Stanton Moor is in the Derbyshire Peak District and it contains the remains of burial cairns, monoliths, and two stone circles: Nine Ladies and Doll Tor. It’s their disruption by early archaeologists that I imagined giving Nine Ladies its time-traveling power in the first place.
If you walk from the village of Stanton-in-Peak, you’re supposed to walk 300 meters until you see a sign for the footpath to the stone circle. Unfortunately, I'm an American with no idea how long a meter should feel like and the sign was overgrown. So, we walked way too far to unmarked trails through creepy woods before we gave up and turned around. But we got lucky—on our way back to the village we met someone leaving the same footpath we were looking for. She wanted to know where the village was, and we wanted to know where the stone circle was. Happiness all around, and the adventure continued.

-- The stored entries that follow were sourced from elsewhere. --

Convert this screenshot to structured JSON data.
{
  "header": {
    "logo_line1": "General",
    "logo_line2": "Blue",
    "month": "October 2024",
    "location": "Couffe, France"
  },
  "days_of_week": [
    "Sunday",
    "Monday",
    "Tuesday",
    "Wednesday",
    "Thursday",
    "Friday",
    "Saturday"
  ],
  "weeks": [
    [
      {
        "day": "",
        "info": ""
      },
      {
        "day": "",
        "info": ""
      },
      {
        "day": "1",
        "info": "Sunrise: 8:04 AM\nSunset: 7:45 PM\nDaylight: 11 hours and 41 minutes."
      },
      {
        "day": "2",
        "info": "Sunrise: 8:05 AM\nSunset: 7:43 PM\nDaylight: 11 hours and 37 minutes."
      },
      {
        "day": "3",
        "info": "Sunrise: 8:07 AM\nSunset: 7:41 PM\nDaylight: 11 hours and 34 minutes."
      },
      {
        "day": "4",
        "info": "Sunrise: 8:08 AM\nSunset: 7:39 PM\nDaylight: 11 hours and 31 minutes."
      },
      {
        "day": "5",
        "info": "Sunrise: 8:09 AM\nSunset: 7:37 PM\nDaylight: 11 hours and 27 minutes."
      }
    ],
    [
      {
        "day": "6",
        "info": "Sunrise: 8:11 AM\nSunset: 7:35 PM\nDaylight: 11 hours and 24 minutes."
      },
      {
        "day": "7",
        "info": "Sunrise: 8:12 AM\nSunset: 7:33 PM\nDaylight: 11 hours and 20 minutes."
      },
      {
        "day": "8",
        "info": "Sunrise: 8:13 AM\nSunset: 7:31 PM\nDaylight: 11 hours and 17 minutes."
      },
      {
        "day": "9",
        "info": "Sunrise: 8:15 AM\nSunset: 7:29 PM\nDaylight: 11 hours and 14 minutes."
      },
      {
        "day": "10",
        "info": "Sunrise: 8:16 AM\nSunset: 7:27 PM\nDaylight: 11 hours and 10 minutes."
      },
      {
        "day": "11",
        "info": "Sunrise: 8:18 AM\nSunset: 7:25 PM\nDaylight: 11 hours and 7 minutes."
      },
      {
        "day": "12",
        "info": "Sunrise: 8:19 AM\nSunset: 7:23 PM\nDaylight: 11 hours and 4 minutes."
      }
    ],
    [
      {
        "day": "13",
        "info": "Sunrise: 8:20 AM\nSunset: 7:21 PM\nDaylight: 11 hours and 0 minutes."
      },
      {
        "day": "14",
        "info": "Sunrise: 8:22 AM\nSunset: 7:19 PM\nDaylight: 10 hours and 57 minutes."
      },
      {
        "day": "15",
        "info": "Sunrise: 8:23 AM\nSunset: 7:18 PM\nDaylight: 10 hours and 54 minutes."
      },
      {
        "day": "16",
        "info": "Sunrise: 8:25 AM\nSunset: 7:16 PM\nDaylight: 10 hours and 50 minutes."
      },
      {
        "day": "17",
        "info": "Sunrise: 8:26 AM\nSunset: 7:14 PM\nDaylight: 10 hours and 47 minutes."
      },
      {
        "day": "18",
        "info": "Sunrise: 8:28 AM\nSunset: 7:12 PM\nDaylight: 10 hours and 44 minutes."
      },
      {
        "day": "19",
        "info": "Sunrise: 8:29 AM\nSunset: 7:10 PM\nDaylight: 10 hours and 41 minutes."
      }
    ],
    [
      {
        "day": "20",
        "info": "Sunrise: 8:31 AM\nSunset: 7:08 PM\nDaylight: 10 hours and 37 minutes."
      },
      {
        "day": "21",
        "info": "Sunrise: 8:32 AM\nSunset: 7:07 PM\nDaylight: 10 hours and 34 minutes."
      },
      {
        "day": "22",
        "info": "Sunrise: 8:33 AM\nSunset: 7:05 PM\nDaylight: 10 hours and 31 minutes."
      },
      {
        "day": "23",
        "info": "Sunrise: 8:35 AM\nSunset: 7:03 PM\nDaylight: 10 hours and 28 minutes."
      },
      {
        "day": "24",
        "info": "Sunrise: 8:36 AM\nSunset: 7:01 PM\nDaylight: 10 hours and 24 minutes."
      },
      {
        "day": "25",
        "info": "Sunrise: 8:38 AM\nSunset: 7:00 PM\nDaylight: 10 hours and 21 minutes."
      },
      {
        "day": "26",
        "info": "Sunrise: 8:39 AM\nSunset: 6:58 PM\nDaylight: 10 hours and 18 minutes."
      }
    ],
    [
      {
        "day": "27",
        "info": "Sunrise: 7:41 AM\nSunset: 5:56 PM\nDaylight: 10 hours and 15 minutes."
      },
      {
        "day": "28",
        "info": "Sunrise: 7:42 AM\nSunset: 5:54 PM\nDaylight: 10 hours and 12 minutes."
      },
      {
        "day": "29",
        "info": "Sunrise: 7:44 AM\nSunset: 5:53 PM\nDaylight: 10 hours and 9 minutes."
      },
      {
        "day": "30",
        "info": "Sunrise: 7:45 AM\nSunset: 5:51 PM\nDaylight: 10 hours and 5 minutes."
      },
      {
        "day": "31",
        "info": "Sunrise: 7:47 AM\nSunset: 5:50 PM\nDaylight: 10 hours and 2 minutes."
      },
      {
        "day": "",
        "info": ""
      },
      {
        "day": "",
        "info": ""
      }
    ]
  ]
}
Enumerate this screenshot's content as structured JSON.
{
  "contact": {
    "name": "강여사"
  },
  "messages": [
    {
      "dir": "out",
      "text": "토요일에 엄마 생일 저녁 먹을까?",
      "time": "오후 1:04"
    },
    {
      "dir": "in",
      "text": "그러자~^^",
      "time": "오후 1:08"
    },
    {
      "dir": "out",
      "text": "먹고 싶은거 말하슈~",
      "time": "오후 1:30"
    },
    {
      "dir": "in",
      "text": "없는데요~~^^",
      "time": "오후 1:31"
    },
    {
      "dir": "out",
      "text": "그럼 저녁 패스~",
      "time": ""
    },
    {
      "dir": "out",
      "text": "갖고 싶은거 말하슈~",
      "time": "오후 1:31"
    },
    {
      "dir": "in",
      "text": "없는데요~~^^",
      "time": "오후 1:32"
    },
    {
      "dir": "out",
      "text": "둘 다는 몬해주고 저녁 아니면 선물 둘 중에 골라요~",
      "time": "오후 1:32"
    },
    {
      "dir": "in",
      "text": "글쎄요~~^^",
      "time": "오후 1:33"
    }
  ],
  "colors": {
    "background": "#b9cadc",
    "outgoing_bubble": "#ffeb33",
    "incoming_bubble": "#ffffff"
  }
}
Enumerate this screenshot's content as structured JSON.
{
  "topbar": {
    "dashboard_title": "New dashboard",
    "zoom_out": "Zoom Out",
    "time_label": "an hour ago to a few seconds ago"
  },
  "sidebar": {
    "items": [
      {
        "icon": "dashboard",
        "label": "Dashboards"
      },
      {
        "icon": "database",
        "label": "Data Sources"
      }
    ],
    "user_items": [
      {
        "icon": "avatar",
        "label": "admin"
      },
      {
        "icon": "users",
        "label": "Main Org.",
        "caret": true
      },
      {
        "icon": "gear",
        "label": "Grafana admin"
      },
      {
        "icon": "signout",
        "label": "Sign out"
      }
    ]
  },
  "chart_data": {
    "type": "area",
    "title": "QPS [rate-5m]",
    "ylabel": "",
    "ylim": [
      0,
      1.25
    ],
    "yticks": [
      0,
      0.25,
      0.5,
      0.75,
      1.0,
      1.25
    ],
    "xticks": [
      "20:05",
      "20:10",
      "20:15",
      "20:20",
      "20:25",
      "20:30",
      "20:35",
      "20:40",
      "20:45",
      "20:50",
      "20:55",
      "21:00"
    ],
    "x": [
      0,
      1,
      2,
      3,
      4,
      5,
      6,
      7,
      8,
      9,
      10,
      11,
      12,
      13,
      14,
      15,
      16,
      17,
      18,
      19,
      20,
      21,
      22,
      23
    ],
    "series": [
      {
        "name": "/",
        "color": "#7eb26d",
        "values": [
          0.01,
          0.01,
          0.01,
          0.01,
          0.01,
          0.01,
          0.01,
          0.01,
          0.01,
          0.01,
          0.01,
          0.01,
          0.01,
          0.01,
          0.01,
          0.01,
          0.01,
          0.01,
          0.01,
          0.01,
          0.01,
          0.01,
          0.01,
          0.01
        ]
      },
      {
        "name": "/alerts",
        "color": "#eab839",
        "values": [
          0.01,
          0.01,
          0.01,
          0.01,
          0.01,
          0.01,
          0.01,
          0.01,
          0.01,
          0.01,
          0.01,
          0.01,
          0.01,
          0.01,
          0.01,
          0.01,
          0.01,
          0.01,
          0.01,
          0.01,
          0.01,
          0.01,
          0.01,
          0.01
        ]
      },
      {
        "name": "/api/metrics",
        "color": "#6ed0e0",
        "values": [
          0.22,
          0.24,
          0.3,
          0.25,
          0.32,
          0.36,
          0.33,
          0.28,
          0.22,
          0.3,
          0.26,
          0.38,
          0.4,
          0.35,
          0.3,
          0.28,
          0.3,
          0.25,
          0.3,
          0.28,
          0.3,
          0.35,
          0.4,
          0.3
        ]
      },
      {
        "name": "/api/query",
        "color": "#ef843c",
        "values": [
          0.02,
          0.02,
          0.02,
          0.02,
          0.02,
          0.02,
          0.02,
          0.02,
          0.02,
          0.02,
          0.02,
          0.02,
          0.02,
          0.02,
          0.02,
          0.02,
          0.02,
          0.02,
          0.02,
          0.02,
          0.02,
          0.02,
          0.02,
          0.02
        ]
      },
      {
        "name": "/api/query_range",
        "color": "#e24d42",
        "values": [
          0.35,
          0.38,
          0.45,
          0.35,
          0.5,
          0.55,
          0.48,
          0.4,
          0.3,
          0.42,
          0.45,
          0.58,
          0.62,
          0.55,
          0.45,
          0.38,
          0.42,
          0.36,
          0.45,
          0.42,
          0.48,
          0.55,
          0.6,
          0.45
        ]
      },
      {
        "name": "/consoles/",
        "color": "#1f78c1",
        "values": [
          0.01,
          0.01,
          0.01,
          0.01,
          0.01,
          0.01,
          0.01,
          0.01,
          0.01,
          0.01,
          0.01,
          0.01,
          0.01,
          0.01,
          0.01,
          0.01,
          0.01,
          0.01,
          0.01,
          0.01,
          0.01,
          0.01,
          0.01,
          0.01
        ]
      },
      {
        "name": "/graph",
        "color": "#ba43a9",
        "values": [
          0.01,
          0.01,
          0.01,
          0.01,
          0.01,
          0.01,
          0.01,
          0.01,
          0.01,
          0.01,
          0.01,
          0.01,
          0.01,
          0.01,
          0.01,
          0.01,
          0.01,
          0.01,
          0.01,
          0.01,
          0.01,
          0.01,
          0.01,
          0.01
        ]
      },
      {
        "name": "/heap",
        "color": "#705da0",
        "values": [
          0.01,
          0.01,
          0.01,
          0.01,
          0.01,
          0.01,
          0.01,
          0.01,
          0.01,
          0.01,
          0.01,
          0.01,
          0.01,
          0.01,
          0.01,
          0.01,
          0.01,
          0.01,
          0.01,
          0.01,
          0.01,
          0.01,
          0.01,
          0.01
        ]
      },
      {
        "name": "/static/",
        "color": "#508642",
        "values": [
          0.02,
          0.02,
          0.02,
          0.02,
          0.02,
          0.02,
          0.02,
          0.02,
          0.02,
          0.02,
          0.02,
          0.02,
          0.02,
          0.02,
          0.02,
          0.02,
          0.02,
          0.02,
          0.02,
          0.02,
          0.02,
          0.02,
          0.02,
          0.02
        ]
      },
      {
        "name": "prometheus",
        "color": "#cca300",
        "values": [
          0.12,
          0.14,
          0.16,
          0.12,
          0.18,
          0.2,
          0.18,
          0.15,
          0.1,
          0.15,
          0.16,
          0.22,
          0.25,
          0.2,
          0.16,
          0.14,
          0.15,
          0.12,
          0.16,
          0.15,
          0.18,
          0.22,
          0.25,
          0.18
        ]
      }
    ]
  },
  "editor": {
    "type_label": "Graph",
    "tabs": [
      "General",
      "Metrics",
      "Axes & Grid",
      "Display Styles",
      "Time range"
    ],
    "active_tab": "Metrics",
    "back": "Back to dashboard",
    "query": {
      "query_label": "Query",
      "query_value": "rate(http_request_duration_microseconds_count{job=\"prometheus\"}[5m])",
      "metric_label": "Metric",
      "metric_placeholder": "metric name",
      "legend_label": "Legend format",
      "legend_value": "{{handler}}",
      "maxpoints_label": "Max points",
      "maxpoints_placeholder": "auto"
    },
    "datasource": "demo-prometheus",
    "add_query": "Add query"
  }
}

The name Nine Ladies comes from the folk tradition of nine women dancing on the Sabbath being turned to stone. The nine stones are set on the inner edge of a slight bank, and form a ring about 40 feet around. Each stone is about 3 feet high and made from local millstone grit, a coarse sandstone.
It was relatively quiet when we visited. However, on the summer solstice, Nine Ladies is a gathering place for people celebrating the passing of the sun. Druids and pagans and others engaging in spirituality meet to observe solar events and commune with nature and one another.
We missed the summer solstice by about a week. Still, I stood in the center of Nine Ladies, but no handsome landowners who need to reevaluate how they treat people outside of their social circle appeared. Elizabeth had better luck.